RAG also pulls retrieved chunks into LLM's native context where they are processed with greater effort. In the past, keeping the context short and relying on RAG was preferable to populating a large context, because RAG placed all its retrievals in recent context, which is better covered with LLM's attention. I don't think this matters anymore now that LLMs can use reasoning to pull any part of their context to the end.

Agents

Agents do more than just populating the context, but agentic retrieval is a big part of their success. LLM-guided retrieval tends to be smarter than RAG. And contrary to RAG, the LLM gets a chance to try again if the retrieval fails to yield relevant information.

Agentic retrieval is not just plain loading of files. Agents can probe their environment and see the results. They can use tools to fetch information that is not in the knowledge base or that is not explicit in it. Agents receive feedback for any actions they take. Sometimes that feedback is their own, because they see their own output in the context.

Few-shot prompting

Prompting with several examples in the context helps even when using instruction-tuned LLMs. Examples complement instructions. Correct and relevant examples in the context increase probability that LLM's response will be correct and relevant too.
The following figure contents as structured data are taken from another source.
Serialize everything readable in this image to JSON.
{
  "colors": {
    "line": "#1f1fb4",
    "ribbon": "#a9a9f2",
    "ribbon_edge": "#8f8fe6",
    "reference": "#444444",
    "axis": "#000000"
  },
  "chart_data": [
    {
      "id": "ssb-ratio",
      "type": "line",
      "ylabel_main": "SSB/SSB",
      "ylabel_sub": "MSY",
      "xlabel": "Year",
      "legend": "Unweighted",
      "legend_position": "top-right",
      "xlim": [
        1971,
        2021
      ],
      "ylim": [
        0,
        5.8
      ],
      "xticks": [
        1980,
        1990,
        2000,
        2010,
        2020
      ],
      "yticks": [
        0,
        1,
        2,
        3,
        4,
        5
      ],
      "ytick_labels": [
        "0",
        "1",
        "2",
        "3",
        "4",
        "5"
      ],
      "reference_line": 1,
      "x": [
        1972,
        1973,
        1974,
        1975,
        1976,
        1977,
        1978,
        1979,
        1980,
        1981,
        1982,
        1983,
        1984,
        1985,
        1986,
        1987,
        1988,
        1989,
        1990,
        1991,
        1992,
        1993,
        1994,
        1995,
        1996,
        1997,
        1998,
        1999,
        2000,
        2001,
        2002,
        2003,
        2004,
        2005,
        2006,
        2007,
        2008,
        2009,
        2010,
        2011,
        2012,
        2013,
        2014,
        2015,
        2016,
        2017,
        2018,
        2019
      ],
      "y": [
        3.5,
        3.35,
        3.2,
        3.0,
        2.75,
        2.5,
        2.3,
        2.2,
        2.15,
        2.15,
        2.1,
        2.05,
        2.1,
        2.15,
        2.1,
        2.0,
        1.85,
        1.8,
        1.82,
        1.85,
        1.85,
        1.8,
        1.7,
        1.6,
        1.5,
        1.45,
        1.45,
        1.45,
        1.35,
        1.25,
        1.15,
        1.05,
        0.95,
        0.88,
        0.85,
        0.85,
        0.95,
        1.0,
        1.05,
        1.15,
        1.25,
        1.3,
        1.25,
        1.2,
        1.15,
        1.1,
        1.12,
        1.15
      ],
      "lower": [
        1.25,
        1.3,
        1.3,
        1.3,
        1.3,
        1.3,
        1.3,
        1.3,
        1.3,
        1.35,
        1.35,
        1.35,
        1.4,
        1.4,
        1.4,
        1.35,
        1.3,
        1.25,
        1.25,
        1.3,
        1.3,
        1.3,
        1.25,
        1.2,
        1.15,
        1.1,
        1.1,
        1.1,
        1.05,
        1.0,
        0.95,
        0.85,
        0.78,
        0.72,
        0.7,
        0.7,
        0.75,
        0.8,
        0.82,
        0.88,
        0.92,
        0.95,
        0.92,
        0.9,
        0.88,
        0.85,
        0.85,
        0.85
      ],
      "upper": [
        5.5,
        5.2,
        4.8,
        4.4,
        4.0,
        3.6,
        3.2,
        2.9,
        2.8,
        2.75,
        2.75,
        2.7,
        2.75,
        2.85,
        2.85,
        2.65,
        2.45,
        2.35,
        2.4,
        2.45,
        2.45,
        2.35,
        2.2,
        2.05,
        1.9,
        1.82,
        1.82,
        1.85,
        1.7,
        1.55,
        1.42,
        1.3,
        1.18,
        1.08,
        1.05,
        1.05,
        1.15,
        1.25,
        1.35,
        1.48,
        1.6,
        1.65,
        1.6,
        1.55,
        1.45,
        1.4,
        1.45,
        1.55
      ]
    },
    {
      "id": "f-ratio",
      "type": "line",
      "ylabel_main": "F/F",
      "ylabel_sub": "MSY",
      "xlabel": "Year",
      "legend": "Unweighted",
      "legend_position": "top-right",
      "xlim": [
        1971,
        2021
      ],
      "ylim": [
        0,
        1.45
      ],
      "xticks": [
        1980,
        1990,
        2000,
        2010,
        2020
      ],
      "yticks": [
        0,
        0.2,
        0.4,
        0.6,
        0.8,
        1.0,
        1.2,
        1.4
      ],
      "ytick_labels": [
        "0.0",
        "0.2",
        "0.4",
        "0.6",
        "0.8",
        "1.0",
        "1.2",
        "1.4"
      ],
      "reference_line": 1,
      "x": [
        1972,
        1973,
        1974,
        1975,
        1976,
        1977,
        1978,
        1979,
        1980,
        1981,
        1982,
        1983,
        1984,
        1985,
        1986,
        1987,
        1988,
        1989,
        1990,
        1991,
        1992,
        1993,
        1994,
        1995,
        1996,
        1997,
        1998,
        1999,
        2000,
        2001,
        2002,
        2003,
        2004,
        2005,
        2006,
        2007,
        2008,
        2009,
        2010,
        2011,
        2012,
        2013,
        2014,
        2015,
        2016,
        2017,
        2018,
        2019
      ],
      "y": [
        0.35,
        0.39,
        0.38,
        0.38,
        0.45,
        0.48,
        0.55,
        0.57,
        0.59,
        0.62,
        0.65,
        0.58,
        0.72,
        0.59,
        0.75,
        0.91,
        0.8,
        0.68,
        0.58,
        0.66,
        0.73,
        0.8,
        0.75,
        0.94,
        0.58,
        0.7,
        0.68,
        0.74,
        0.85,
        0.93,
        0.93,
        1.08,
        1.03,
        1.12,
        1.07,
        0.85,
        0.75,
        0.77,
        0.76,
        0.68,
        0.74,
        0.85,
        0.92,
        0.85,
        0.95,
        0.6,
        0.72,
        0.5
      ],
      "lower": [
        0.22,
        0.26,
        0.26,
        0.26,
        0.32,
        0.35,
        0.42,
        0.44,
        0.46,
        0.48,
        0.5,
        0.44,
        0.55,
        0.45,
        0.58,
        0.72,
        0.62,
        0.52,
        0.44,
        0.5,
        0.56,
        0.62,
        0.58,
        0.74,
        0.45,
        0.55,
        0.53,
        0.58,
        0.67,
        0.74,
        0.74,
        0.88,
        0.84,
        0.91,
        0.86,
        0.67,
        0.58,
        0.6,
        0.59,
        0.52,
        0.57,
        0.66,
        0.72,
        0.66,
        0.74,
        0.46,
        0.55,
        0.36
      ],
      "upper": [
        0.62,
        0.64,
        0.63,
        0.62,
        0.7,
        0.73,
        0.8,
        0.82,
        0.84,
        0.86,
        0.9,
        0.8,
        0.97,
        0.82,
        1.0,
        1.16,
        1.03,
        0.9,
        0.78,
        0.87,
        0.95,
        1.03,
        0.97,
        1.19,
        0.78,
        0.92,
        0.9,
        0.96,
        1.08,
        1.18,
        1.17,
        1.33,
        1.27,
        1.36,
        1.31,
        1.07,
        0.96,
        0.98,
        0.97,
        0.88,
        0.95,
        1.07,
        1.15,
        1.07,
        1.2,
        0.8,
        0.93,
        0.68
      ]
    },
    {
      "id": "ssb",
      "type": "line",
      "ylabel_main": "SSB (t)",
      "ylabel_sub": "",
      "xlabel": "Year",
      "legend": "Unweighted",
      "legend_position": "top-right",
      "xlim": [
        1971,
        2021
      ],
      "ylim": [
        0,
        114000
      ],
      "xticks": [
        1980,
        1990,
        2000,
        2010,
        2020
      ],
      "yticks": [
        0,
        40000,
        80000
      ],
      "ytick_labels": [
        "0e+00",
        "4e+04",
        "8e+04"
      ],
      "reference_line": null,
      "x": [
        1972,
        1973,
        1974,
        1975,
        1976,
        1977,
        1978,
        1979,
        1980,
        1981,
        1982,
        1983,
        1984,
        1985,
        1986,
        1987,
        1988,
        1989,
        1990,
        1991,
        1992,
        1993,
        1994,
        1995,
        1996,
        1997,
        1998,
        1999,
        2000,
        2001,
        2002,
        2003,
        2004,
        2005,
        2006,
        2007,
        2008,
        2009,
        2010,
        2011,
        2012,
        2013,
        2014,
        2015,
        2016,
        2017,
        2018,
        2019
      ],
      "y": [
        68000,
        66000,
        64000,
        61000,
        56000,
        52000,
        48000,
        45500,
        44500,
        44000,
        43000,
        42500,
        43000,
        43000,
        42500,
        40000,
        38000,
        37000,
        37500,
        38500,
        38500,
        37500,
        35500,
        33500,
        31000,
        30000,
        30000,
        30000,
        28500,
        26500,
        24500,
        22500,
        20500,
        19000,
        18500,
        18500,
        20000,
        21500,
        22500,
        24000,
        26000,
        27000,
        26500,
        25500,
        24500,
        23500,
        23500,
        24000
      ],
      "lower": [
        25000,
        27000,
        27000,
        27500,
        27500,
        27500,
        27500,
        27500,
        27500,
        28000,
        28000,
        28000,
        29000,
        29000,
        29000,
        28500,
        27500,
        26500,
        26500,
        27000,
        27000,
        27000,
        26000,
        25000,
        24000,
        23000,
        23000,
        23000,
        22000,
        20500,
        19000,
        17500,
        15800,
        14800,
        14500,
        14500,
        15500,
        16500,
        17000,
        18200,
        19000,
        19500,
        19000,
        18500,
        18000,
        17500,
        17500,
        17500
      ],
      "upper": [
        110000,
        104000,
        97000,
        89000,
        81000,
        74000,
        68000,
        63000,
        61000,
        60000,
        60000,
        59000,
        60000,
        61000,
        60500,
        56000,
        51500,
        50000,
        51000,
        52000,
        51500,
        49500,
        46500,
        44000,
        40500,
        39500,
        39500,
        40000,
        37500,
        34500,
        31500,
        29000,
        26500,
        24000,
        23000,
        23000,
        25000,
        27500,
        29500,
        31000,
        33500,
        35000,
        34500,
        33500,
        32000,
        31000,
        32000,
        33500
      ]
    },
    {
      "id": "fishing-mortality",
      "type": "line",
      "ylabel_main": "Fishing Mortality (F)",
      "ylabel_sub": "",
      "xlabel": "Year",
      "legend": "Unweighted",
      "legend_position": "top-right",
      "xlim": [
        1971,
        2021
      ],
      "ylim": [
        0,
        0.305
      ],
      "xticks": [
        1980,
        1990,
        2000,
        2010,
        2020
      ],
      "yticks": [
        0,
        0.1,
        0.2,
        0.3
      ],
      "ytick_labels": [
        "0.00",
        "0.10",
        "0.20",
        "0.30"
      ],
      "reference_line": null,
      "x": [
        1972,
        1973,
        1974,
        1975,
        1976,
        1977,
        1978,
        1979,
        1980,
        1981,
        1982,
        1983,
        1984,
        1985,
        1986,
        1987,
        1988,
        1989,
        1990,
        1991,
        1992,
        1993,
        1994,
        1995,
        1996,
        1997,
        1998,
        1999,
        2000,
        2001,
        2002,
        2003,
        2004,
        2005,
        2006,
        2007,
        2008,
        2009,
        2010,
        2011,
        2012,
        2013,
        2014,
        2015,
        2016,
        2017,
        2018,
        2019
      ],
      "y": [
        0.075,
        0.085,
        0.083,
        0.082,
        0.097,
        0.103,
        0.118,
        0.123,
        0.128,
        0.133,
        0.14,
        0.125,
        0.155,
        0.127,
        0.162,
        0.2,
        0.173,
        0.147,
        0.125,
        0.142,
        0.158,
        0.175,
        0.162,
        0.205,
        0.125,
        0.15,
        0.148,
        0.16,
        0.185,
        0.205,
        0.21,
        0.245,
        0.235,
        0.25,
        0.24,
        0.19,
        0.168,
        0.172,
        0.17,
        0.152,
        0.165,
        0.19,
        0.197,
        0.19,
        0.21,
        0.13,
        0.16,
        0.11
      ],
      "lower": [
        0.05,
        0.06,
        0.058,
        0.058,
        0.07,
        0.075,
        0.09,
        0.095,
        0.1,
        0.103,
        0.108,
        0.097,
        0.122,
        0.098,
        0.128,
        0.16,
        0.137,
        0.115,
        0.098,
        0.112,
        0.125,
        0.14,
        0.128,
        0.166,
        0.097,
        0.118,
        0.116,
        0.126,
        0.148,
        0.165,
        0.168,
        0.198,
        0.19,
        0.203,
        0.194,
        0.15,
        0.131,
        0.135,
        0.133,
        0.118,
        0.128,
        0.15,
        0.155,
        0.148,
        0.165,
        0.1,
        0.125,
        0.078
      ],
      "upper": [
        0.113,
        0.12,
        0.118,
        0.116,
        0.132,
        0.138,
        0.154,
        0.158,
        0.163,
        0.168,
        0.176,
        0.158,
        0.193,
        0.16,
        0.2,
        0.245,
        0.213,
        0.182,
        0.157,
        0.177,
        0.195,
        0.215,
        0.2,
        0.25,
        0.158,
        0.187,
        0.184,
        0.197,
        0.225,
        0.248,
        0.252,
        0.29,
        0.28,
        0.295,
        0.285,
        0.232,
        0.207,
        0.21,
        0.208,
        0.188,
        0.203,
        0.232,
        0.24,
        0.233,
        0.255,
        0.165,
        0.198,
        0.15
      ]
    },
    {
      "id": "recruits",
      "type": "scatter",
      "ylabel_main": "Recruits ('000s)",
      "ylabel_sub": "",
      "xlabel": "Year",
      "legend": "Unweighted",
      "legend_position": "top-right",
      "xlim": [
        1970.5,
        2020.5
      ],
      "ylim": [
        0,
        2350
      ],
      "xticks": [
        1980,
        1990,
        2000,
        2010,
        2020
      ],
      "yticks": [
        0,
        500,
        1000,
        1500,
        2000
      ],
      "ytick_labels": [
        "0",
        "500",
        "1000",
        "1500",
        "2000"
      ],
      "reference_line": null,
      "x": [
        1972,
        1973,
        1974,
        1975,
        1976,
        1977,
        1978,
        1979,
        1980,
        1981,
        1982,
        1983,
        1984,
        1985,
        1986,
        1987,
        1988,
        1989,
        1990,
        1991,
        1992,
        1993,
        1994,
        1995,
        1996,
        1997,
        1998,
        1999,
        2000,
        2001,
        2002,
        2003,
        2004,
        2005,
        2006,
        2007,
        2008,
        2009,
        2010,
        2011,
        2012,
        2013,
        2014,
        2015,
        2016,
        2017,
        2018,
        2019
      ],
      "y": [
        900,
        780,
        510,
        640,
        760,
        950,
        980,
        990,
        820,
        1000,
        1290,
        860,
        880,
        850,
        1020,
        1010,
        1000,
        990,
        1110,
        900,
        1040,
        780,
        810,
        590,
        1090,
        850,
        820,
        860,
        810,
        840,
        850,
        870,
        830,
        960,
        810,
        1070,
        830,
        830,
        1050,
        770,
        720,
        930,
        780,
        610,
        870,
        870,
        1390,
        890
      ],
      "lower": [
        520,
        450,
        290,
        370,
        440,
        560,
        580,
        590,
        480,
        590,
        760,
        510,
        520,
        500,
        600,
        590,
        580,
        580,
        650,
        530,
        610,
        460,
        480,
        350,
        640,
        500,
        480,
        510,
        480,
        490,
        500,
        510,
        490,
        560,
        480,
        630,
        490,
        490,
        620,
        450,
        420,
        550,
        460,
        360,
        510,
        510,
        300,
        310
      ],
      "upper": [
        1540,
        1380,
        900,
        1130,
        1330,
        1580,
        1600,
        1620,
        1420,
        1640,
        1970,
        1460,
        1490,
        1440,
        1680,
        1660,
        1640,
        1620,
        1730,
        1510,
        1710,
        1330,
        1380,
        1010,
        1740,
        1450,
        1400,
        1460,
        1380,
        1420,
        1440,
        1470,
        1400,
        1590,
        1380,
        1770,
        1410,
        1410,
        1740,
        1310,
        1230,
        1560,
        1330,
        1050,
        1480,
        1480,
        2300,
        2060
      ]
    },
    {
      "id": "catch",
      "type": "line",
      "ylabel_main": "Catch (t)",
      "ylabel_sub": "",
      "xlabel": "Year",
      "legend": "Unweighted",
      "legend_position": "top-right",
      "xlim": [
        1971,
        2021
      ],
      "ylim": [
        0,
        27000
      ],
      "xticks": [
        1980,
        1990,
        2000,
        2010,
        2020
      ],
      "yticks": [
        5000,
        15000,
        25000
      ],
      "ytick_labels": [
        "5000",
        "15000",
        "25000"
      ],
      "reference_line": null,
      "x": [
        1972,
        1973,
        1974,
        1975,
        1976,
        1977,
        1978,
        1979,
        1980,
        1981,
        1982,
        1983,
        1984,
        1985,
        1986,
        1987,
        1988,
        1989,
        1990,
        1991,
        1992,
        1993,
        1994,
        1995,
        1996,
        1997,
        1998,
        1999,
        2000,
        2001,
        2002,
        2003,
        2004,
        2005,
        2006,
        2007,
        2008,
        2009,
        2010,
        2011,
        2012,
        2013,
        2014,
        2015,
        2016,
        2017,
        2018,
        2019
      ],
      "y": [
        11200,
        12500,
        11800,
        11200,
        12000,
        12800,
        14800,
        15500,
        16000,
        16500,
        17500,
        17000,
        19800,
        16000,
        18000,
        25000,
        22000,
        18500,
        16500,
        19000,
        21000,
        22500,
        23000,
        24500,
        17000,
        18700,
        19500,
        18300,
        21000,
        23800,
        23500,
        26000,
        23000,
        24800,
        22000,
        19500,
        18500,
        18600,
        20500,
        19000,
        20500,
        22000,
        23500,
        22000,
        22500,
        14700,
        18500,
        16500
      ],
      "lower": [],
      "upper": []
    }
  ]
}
Examples do not have to be prompt-response pairs. Just including some files from the project in the context increases probability that the LLM will follow project conventions and use internal utility functions.

My theory is that LLMs learn to cheat during training by relying on context instead of their knowledge. They fill their KV cache with patterns observed in the context. When the LLM has to make a decision about the next token, it gathers these patterns from KV cache, preferably from similar locations in the context, and imitates what it has observed before. Populating the context with information similar to desirable output then ensures that the LLM can always draw upon relevant patterns in the KV cache in addition to its own knowledge.

Context compression

Not to be confused with KV cache compression (that reduces KV cache footprint in computer memory) or context summarization (that provides an overview for humans), context compression is commonly used to fit more information in the context by omitting details. It's a lossy compression of the context. In programming, file lists and symbol maps are examples of context compression that omits details.

Although context compression can be used to save token costs or to avoid overflowing the context window, I see it mainly as a way to purify the context, removing the lowest quality information (speculative reasoning, failed actions, obsolete information, action history) in order to shine more light on the highest quality information (instructions, inputs, original and current state).

When is it worth it?

The nice thing about treating all of the above techniques as context optimizations is that they are now interchangeable and we can pick the most cost-effective ones. So which ones are worth the effort?

I would name reasoning as an example of a cheap technique. It's entirely handled by LLM vendor, so you don't have to do anything. On the other hand, I would point at RAG as an example of unreasonable complexity for little gain. Agents are in the middle of the complexity scale. They can be highly effective, general, and yet simple if you just let the LLM write and run scripts in a sandbox. Few-shot prompting by exposing the LLM to existing files in the project is simple and effective too.